Solo una strategia cloud integrata, quindi, potrà sfruttare il talento esistente e allineare le funzioni chiave dei vari dipartimenti, come i team DevOps e NetOps in modo da dare priorità alle cose corrette all’interno dell’IT. Le sfide anche da questo punto di vista sono ancora molte, F5 ha scoperto che la mancanza di comunicazione tra DevOps e NetOps porta ancora a utilizzare soluzioni cloud con le conseguenti complicazioni date dall’utilizzo di più soluzioni e più provider cloud in contemporanea, complicando ulteriormente il processo di consegna, implementazione, automatizzazione e scalabilità delle applicazioni che supportano la digital transformation e la sicurezza.

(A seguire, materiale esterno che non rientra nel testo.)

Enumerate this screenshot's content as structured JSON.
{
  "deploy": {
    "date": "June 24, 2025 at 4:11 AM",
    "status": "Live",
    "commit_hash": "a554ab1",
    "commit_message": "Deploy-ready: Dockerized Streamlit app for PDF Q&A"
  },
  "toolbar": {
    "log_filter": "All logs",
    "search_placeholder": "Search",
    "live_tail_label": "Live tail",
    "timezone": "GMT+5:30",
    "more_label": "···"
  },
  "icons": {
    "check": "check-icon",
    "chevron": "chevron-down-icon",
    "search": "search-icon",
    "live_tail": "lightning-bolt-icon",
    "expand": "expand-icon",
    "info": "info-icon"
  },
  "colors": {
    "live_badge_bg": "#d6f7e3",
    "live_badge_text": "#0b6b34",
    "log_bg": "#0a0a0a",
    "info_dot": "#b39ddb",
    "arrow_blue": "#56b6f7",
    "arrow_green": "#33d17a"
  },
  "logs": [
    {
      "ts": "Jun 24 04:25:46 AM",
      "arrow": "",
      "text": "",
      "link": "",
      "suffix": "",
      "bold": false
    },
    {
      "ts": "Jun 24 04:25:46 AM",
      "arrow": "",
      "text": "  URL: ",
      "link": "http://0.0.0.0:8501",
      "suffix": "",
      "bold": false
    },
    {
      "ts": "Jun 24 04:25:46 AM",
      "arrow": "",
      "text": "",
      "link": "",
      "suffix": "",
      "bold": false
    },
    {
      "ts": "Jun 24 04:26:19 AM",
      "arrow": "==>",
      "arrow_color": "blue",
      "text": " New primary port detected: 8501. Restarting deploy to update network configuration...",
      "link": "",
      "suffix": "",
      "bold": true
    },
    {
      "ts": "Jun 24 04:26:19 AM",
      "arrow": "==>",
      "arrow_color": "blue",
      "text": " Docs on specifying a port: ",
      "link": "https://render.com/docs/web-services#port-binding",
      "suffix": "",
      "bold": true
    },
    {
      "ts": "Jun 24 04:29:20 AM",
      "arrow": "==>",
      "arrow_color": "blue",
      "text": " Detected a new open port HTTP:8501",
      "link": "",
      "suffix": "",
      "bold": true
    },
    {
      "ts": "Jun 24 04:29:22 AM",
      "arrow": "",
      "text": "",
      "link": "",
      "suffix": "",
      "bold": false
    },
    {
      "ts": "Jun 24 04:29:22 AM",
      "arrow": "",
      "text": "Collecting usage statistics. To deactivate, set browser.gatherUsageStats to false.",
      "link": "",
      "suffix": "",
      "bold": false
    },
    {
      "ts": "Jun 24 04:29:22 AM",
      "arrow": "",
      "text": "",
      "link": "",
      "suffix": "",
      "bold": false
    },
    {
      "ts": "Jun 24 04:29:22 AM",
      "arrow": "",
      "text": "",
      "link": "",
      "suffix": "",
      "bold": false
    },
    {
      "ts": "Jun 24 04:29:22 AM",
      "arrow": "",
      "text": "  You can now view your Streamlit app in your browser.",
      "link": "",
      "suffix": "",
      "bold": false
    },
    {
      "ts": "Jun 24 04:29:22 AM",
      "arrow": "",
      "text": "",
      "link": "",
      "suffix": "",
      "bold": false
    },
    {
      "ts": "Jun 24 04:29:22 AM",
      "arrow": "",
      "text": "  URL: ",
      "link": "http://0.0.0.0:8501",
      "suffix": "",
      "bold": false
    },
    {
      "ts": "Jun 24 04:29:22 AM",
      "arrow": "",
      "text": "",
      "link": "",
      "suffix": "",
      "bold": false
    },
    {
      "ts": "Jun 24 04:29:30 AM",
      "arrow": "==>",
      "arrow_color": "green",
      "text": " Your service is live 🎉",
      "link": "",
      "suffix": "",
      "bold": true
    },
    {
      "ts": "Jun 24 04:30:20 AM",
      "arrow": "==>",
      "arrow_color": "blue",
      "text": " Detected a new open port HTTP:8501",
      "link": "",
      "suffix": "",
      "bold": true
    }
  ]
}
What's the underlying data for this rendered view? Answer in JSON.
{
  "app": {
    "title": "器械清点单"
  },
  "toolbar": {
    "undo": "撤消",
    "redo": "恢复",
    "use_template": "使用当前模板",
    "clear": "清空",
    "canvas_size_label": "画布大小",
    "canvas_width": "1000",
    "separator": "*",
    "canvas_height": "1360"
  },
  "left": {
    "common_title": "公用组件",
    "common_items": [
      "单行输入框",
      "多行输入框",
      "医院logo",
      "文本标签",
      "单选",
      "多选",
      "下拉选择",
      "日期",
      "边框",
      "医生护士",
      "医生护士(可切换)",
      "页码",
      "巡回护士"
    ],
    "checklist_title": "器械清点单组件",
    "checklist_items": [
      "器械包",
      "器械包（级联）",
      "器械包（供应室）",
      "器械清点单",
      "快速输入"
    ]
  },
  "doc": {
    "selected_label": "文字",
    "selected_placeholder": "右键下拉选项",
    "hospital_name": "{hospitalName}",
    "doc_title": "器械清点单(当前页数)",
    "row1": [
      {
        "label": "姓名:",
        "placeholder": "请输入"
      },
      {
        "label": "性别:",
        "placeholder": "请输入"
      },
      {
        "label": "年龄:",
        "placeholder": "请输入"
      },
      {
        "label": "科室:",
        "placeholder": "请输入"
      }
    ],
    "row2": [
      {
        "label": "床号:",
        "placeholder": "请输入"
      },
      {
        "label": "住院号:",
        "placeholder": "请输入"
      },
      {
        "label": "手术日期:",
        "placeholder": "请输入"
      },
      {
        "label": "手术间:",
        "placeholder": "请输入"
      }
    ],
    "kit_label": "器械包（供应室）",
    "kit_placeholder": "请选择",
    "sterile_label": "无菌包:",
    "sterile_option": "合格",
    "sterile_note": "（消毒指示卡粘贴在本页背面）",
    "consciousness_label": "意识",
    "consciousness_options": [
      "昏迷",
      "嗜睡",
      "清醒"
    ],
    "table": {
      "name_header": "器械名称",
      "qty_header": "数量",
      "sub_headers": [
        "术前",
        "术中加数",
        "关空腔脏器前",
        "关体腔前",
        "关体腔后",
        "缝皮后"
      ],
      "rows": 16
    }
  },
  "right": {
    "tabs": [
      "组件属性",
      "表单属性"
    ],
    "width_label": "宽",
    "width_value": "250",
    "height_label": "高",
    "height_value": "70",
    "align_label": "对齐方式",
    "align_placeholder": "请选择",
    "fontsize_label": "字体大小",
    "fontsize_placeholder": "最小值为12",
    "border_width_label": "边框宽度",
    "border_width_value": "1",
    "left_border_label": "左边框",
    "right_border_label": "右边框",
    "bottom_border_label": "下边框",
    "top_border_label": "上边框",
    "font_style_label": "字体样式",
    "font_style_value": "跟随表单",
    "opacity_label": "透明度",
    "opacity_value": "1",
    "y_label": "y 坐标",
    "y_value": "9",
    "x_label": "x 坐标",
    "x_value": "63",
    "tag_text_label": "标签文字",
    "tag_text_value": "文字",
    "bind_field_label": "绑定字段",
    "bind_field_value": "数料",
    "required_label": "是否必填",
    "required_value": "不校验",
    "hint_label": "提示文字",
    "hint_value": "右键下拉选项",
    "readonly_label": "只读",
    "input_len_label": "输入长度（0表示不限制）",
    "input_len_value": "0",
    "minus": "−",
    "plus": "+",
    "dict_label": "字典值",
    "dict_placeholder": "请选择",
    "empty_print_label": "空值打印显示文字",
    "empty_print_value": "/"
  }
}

La scarsità di competenze nella cybersecurity richiede un’attenzione forte e una solida combinazione di investimenti, risorse aziendali, impegno nel cambiamento culturale per mettere in atto le misure necessarie.
Quindi, sia che si stia lottando contro le bot o si cerchi di non cadere negli scherzetti della sicurezza, assicuratevi di non avere in atto pratiche di sicurezza dei dati carenti, per poter dormire sonni tranquilli, lasciando gli incubi del cyber-Halloween fuori dalla porta.